THE art of writing has always been a passion for me; being a lawyer a job. I keep the two apart for personal reasons. But at times – a certain fracas at the Brickfield’s police station comes to mind – this is not quite possible. Thus, I am forced to temporarily forgo the self-imposed delineation of roles. Therefore, at least for today, I am putting on my lawyer’s hat.
On 7 May 2009, five legal aid lawyers approached the gate of Brickfield’s police station requesting to see their clients, who had been arrested earlier for holding a candle light vigil for activist Wong Chin Huat. The police denied them access despite the detainees’ insistence to be legally represented.
Shortly after that, Brickfield’s OCPD ACP Wan Abdul Bahari, went on a rampage, shouting the litany of his warnings declaring that the gathering was “illegal”. A surreal nightmare then began when the five lawyers, including one journalist, were arrested.
This roughshod behavior of the police means only one thing: a transgression to the rules of law.
On a side note, Malaysiakini had captured the incident on video. This was subsequently uploaded on Youtube. I dare not continue speculating on the extent of damage this has done to my country’s image in the eyes of the world. Really, what is the point of fighting blatant stupidity?
Can someone please switch on the lights for Tuan Wan Abdul Bahari? Please?
Tuan, the right for detainees to be represented by counsels of their choice is enshrined in Article 5(3) of the Federal Constitution (FC) and sub-sections 28A (2) to (7) of the Criminal Procedure Code (CPC). Since I expect copies of these statutes to be within your disposal, I will refrain from reproducing it for fear of redundancy.

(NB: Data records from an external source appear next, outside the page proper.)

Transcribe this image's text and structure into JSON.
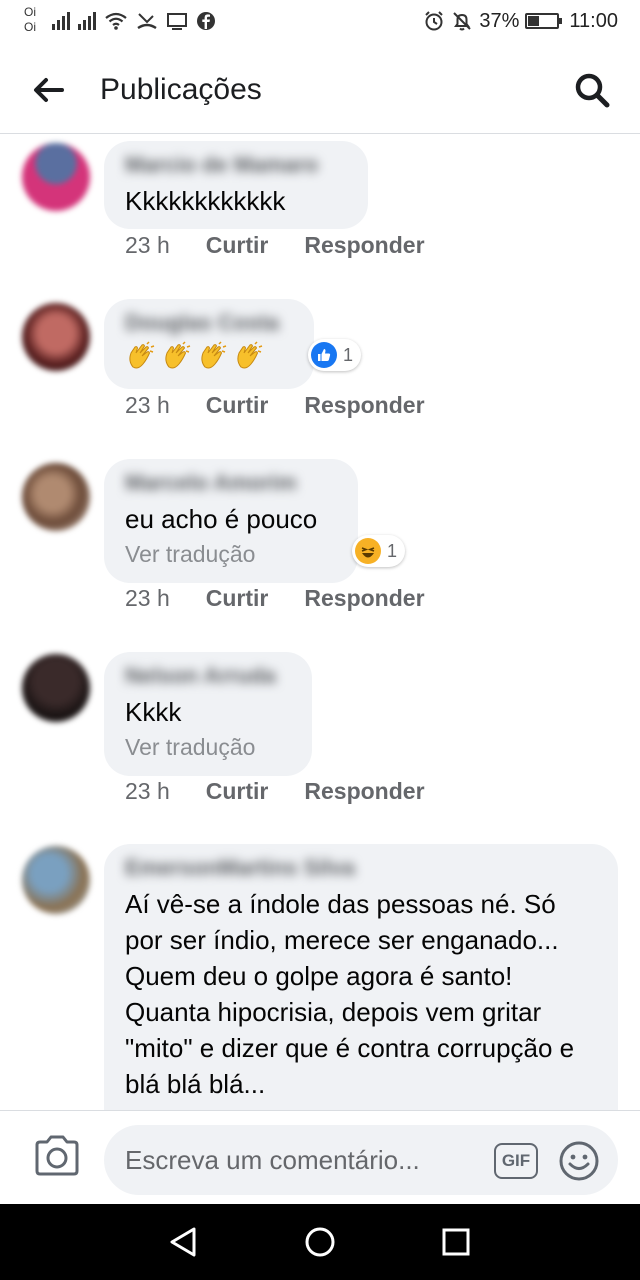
{
  "status_bar": {
    "carrier_1": "Oi",
    "carrier_2": "Oi",
    "battery_percent": "37%",
    "battery_level": 0.37,
    "time": "11:00"
  },
  "header": {
    "title": "Publicações",
    "back_icon": "arrow-left-icon",
    "search_icon": "search-icon"
  },
  "comments": [
    {
      "author": "Marcio de Mamaro",
      "text": "Kkkkkkkkkkkk",
      "time": "23 h",
      "like_label": "Curtir",
      "reply_label": "Responder"
    },
    {
      "author": "Douglas Costa",
      "text": "",
      "emoji": "clapping-hands x4",
      "reaction_type": "like",
      "reaction_count": "1",
      "time": "23 h",
      "like_label": "Curtir",
      "reply_label": "Responder"
    },
    {
      "author": "Marcelo Amorim",
      "text": "eu acho é pouco",
      "translate_label": "Ver tradução",
      "reaction_type": "haha",
      "reaction_count": "1",
      "time": "23 h",
      "like_label": "Curtir",
      "reply_label": "Responder"
    },
    {
      "author": "Nelson Arruda",
      "text": "Kkkk",
      "translate_label": "Ver tradução",
      "time": "23 h",
      "like_label": "Curtir",
      "reply_label": "Responder"
    },
    {
      "author": "EmersonMartins Silva",
      "text": "Aí vê-se a índole das pessoas né. Só por ser índio, merece ser enganado... Quem deu o golpe agora é santo! Quanta hipocrisia, depois vem gritar \"mito\" e dizer que é contra corrupção e blá blá blá..."
    }
  ],
  "composer": {
    "placeholder": "Escreva um comentário...",
    "gif_label": "GIF",
    "camera_icon": "camera-icon",
    "emoji_icon": "smiley-icon"
  },
  "colors": {
    "bubble_bg": "#f0f2f5",
    "like_blue": "#1877f2",
    "meta_gray": "#65676b"
  }
}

Exception to this right is crystallised in Section 28A (8) of the CPC, allowing the police to deny detainees access to legal representations in extraordinary circumstances. Bar Council’s Human Rights Committee Co-chairman, Andrew Khoo, added that the exception should be invoked when it is believed that the client may pass harmful information to an outsider via the lawyer, or hide evidence, such as in kidnap cases.

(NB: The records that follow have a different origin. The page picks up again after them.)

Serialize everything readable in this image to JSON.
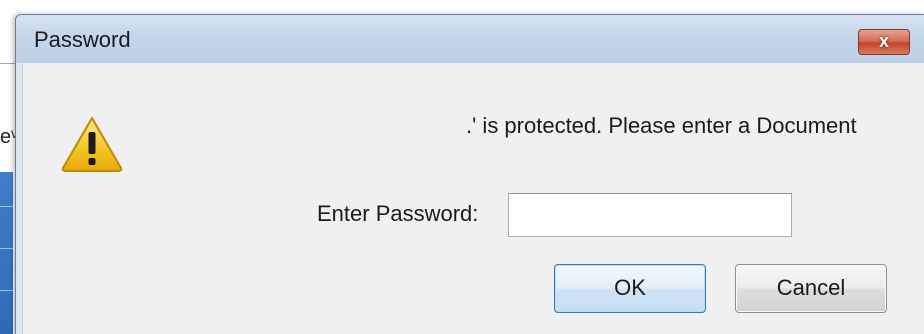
{
  "background_window": {
    "partial_text": "eᵛ"
  },
  "dialog": {
    "title": "Password",
    "close_label": "x",
    "message": ".' is protected. Please enter a Document",
    "password_label": "Enter Password:",
    "password_value": "",
    "ok_label": "OK",
    "cancel_label": "Cancel",
    "icon": "warning-icon"
  },
  "colors": {
    "titlebar": "#c4d6ea",
    "content_bg": "#f0f0f0",
    "close_button": "#c4442a",
    "ok_border": "#3d7bad",
    "warning_yellow": "#f2c21b"
  }
}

Clearly, on the night in question, the police invoked the exception because they had fancied doing so.
I am also confused, Tuan: how does the sight of a group of lawyers (who went to see their clients) appear, to you, like an illegal gathering?
With all due respect Tuan, I suggest you read the Police Act, CPC and FC in its entirety. Not only the subsection(s) of your personal choice. Ignorance, Tuan, is never an excuse. And if I may add, don’t you think diplomacy is more effective than shouting?
The tyranny of the police force feeds like fungus on the social fabric of our country. To all intents and purposes it must be nipped in the bud, or we will risk the public losing faith in police force (if this doesn’t happened already!).
In the face of this hostility towards lawyers, a question asked by another lawyer, Azhar (Art) Harun, echoes in my head: “Who polices the police?”
But last Sunday, the online news portal reported the IGP’s reply towards the whole fracas : “Please do some soul searching.” If that’s your take, Sir, I rest my case – really.
I end my post today with a piece of advice to the IGP: Polis Diraja Malaysia needs to be overhauled in all aspects of the law, morale platform and integrity included. While we are at it, perhaps we could also look into the possibility of setting-up a Royal Commission to police the police?